Hong Kong police arrested three former opposition lawmakers for disrupting legislative meetings several months ago, as concerns grow over a crackdown on the city's pro-democracy camp.
Posts on the Facebook accounts of Ted Hui, Eddie Chu and Raymond Chan said they had been arrested in relation to the incidents in the legislature's main chamber.
The trio separately disrupted legislative meetings by splashing pungent liquids and other items on two occasions.
Hong Kong police said in a statement that they had arrested three former lawmakers on Wednesday on the charges of contempt in the legislature and intent to cause harm to others. Police did not identify them by name.

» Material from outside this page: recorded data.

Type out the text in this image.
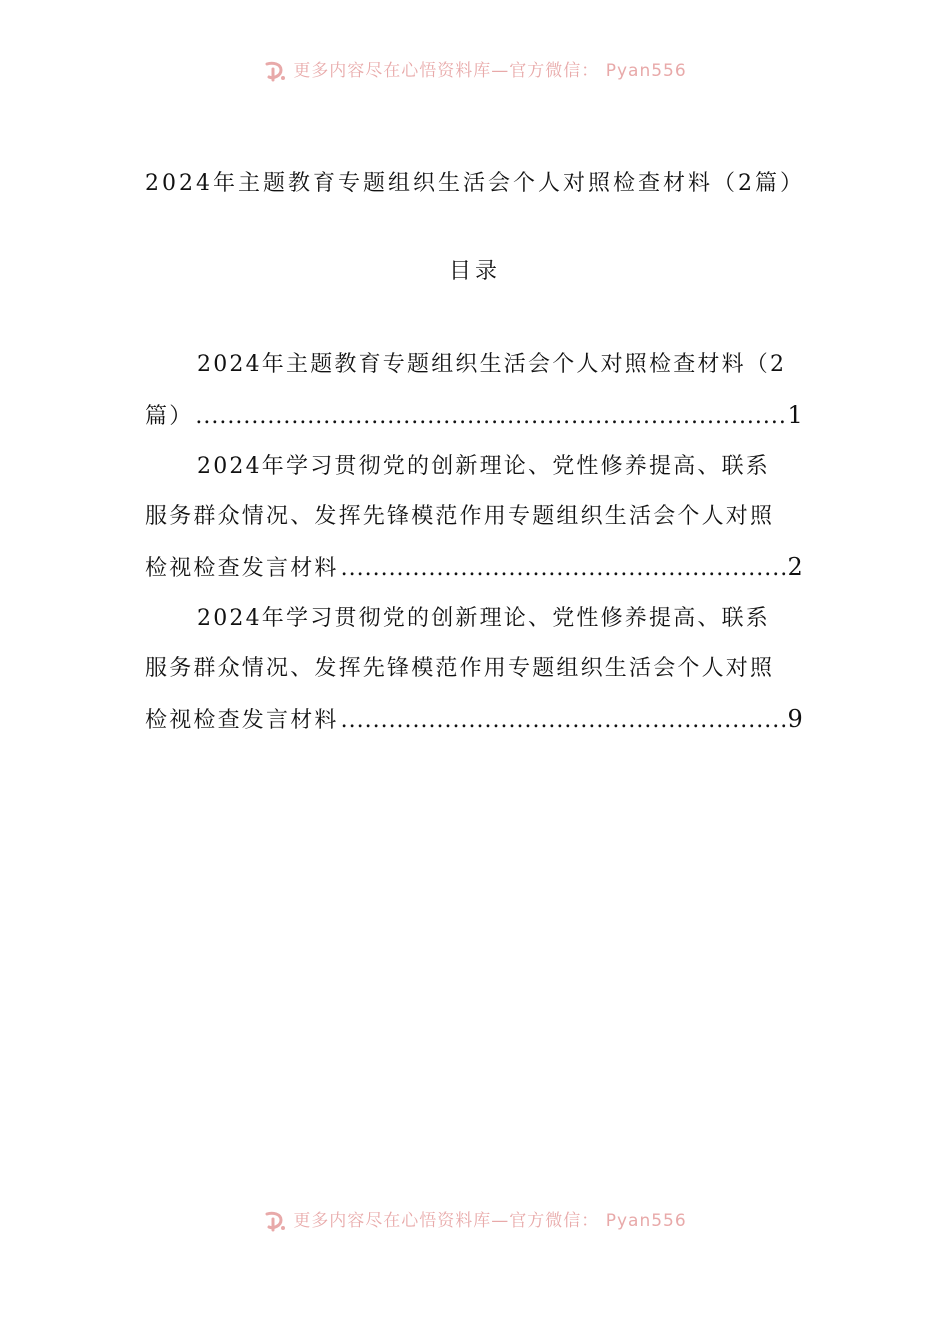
更多内容尽在心悟资料库—官方微信： Pyan556
2024年主题教育专题组织生活会个人对照检查材料（2篇）
目录
2024年主题教育专题组织生活会个人对照检查材料（2
篇） .....	1
2024年学习贯彻党的创新理论、党性修养提高、联系
服务群众情况、发挥先锋模范作用专题组织生活会个人对照
检视检查发言材料 .....	2
2024年学习贯彻党的创新理论、党性修养提高、联系
服务群众情况、发挥先锋模范作用专题组织生活会个人对照
检视检查发言材料 .....	9
更多内容尽在心悟资料库—官方微信： Pyan556
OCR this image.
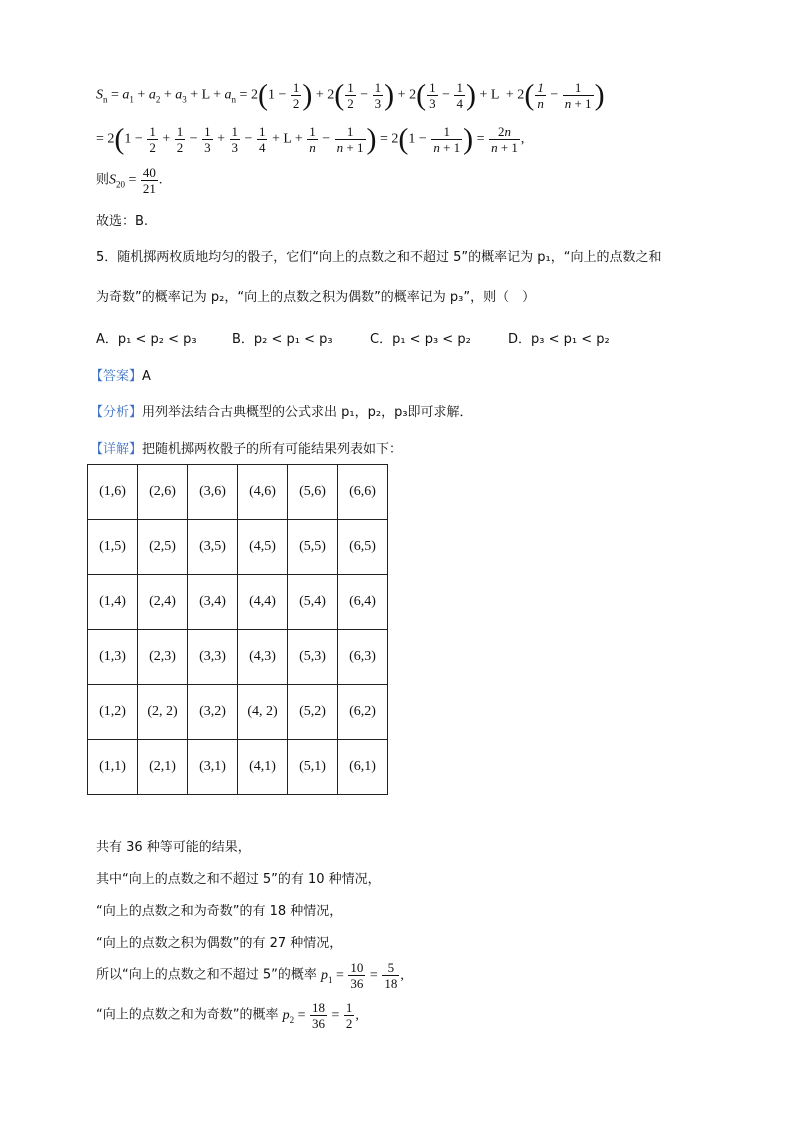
$S_n = a_1 + a_2 + a_3 + L + a_n = 2(1 - \frac{1}{2}$ ) + $2( \frac{1}{2} - \frac{1}{3}$ ) + $2( \frac{1}{3} - \frac{1}{4}$ ) + $L + 2( \frac{1}{n} - \frac{1}{n + 1}$ )
= $2(1 - \frac{1}{2} + \frac{1}{2} - \frac{1}{3} + \frac{1}{3} - \frac{1}{4} + L + \frac{1}{n} - \frac{1}{n + 1}$ ) = $2(1 - \frac{1}{n + 1}$ ) = $\frac{2n}{n + 1}$ ,
则$S_{20} = \frac{40}{21}$ .
故选：B.
5．随机掷两枚质地均匀的骰子，它们“向上的点数之和不超过 5”的概率记为 p₁，“向上的点数之和
为奇数”的概率记为 p₂，“向上的点数之积为偶数”的概率记为 p₃”，则（　）
A．p₁ < p₂ < p₃	B．p₂ < p₁ < p₃	C．p₁ < p₃ < p₂	D．p₃ < p₁ < p₂
【答案】A
【分析】用列举法结合古典概型的公式求出 p₁，p₂，p₃即可求解．
【详解】把随机掷两枚骰子的所有可能结果列表如下：
(1,6)	(2,6)	(3,6)	(4,6)	(5,6)	(6,6)
(1,5)	(2,5)	(3,5)	(4,5)	(5,5)	(6,5)
(1,4)	(2,4)	(3,4)	(4,4)	(5,4)	(6,4)
(1,3)	(2,3)	(3,3)	(4,3)	(5,3)	(6,3)
(1,2)	(2, 2)	(3,2)	(4, 2)	(5,2)	(6,2)
(1,1)	(2,1)	(3,1)	(4,1)	(5,1)	(6,1)
共有 36 种等可能的结果，
其中“向上的点数之和不超过 5”的有 10 种情况，
“向上的点数之和为奇数”的有 18 种情况，
“向上的点数之积为偶数”的有 27 种情况，
所以“向上的点数之和不超过 5”的概率 $p_1 = \frac{10}{36} = \frac{5}{18}$ ,
“向上的点数之和为奇数”的概率 $p_2 = \frac{18}{36} = \frac{1}{2}$ ,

The pro-democracy camp has in recent months accused the Hong Kong government and the central Chinese government in Beijing of tightening control over the semi-autonomous Chinese territory in response to demands for more democracy, destroying the autonomy promised to the city, a global financial center with Western-style civil liberties.
The three former lawmakers disrupted meetings debating the now-approved National Anthem ordinance, which criminalizes any insult to or abuse of the Chinese national anthem, the March of the Volunteers.
On May 28, Hui rushed to the front of the legislature, dropping a rotten plant and attempting to kick it at the legislature's president.
Chu splashed a bottle of liquid in the legislature.
One week later, Chan hid a pot of pungent liquid in a paper lantern and attempted to approach the front of the chamber, but dropped it after he was stopped by security guards.
On both occasions, emergency services were called to the venue, and several pro-Beijing lawmakers reported feeling unwell.